Gynecologic Cancer Research

“Liquid biopsy” is becoming an important transformative precision oncology tool quickly moving from the research setting into the clinic. However, its use is constrained in early detection of tumor due to the implicit rarity of finding circulating tumor DNA (ctDNA) molecules and circulating tumor cells (CTC) when an early-stage tumor is small. Beyond this, identifying ctDNA or CTCs by liquid biopsy provides no definitive information on tumor type or origin.

This research project develops an alternate, more targeted sampling strategies for analysis, namely, a uterine lavage, to overcome these constraints. The goal is to provide a more sensitive and specific diagnostic test for endometrial cancer.

The goal, and long-term impact, of this study is to develop a more sensitive and specific method for detecting occult/residual lesions (post-cancer treatment). This method will allow an earlier window for secondary therapeutic interventions and clinical trial enrollment.

Dr. Martignetti’s group is developing a panel of highly sensitive and specific circulating tumor DNA (ctDNA) biomarkers. His group has established a systematic process to use next-generation sequencing to discover tumor-specific mutations in individual patients. These novel biomarkers will provide exceptional specificity for tumor identification and, in certain circumstances, can highlight novel therapeutic targets.

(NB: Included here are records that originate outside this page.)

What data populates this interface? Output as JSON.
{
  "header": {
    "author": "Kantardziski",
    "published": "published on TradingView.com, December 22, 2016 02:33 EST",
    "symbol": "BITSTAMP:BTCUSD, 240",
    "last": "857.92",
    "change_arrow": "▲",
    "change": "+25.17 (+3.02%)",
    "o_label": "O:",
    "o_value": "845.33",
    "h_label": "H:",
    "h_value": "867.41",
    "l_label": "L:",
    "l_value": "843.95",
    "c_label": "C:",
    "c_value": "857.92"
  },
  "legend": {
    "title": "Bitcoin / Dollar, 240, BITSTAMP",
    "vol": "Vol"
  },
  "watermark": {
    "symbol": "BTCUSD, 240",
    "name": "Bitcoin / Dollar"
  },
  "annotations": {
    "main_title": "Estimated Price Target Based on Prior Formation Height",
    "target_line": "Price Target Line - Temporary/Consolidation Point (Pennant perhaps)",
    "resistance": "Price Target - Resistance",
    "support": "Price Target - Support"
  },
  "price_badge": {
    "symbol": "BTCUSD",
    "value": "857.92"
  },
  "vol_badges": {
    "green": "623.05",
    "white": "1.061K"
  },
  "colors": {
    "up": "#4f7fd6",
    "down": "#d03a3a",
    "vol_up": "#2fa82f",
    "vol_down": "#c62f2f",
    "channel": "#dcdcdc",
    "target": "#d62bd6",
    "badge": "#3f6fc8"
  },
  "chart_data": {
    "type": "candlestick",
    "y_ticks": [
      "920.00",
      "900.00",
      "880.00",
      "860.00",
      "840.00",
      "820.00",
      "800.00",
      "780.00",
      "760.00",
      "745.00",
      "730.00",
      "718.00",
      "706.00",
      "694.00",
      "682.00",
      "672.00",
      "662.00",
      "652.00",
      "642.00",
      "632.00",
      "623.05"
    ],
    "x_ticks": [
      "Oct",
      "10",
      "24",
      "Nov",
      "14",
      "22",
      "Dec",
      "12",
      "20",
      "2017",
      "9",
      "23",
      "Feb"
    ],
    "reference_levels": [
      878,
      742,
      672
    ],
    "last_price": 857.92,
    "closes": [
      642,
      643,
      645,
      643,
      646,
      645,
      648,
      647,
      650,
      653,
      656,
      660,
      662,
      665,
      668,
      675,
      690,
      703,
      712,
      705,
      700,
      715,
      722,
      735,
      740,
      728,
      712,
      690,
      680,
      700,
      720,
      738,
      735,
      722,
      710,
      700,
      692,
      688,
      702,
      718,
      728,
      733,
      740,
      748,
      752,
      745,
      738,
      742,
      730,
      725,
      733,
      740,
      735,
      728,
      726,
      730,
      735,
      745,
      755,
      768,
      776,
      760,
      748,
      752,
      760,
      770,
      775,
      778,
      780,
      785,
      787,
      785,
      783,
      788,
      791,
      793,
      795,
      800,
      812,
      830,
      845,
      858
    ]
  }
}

The short-term impact of research on this project will be the development of the technical and bioinformatics framework for detecting, identifying, and characterizing ovarian cancer targets for biomarker development. Further, requisite studies will be carried out to define the sensitivity and specificity of measuring ctDNA for the detection of ovarian and endometrial cancer recurrence.

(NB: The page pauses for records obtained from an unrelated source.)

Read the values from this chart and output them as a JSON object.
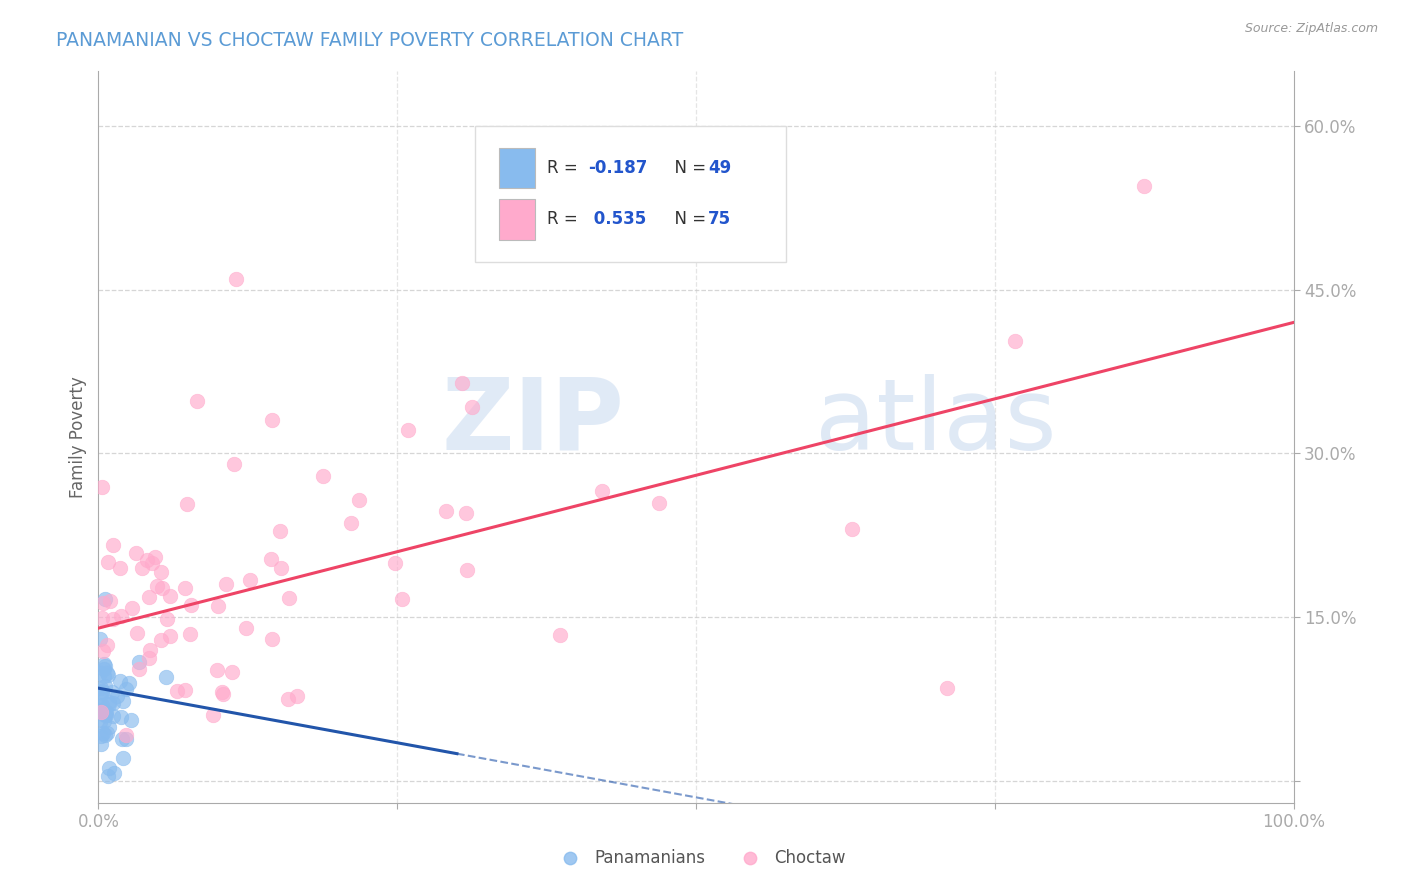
{
  "title": "PANAMANIAN VS CHOCTAW FAMILY POVERTY CORRELATION CHART",
  "source_text": "Source: ZipAtlas.com",
  "ylabel": "Family Poverty",
  "xlim": [
    0,
    1.0
  ],
  "ylim": [
    -0.02,
    0.65
  ],
  "ytick_positions": [
    0.0,
    0.15,
    0.3,
    0.45,
    0.6
  ],
  "ytick_labels": [
    "",
    "15.0%",
    "30.0%",
    "45.0%",
    "60.0%"
  ],
  "xtick_positions": [
    0.0,
    0.25,
    0.5,
    0.75,
    1.0
  ],
  "xtick_labels": [
    "0.0%",
    "",
    "",
    "",
    "100.0%"
  ],
  "label1": "Panamanians",
  "label2": "Choctaw",
  "color1": "#88bbee",
  "color2": "#ffaacc",
  "trend_color1": "#2255aa",
  "trend_color2": "#ee4466",
  "background_color": "#ffffff",
  "grid_color": "#cccccc",
  "title_color": "#5b9bd5",
  "axis_color": "#aaaaaa",
  "tick_color": "#4472c4",
  "legend_r1_text": "R = -0.187   N = 49",
  "legend_r2_text": "R =  0.535   N = 75",
  "watermark_zip": "ZIP",
  "watermark_atlas": "atlas"
}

Critical studies will be needed to address the fundamental question of clinical utility of ctDNA for non-invasive surveillance of cancer post therapy. These studies incorporate the exploration and use of novel technologies (including but not limited to autoantibodies, extracellular vesicles, mass spectroscopy, and methylation analysis of DNA) to define patient status and response to cancer.

The primary cell line tumor models derived directly from patient tumors and adapted to proliferate in vitro culture conditions retain key properties found in the patient's tumor. These models can provide insight into drug sensitivity, basic cell biology and the elucidation of signaling pathways. In this research project, patients’ tumor-derived cell lines in the form of two-dimensional and spheroid/organoids three-dimensional culture systems are established. Phenotypic, proteomic and genomic-based characterization is performed. Based on the availability of these models and collected/analyzed information, novel targeted treatment approaches are applied and tested.

Molecular analysis of paired normal and tumor specimens by statistical methods is used to develop novel proteomic and genomic-based characterization systems. These outcomes are intended to guide or even replace current histopathologic and clinicopathologic systems to define diagnostic criteria, survival predictions and therapeutic guidance.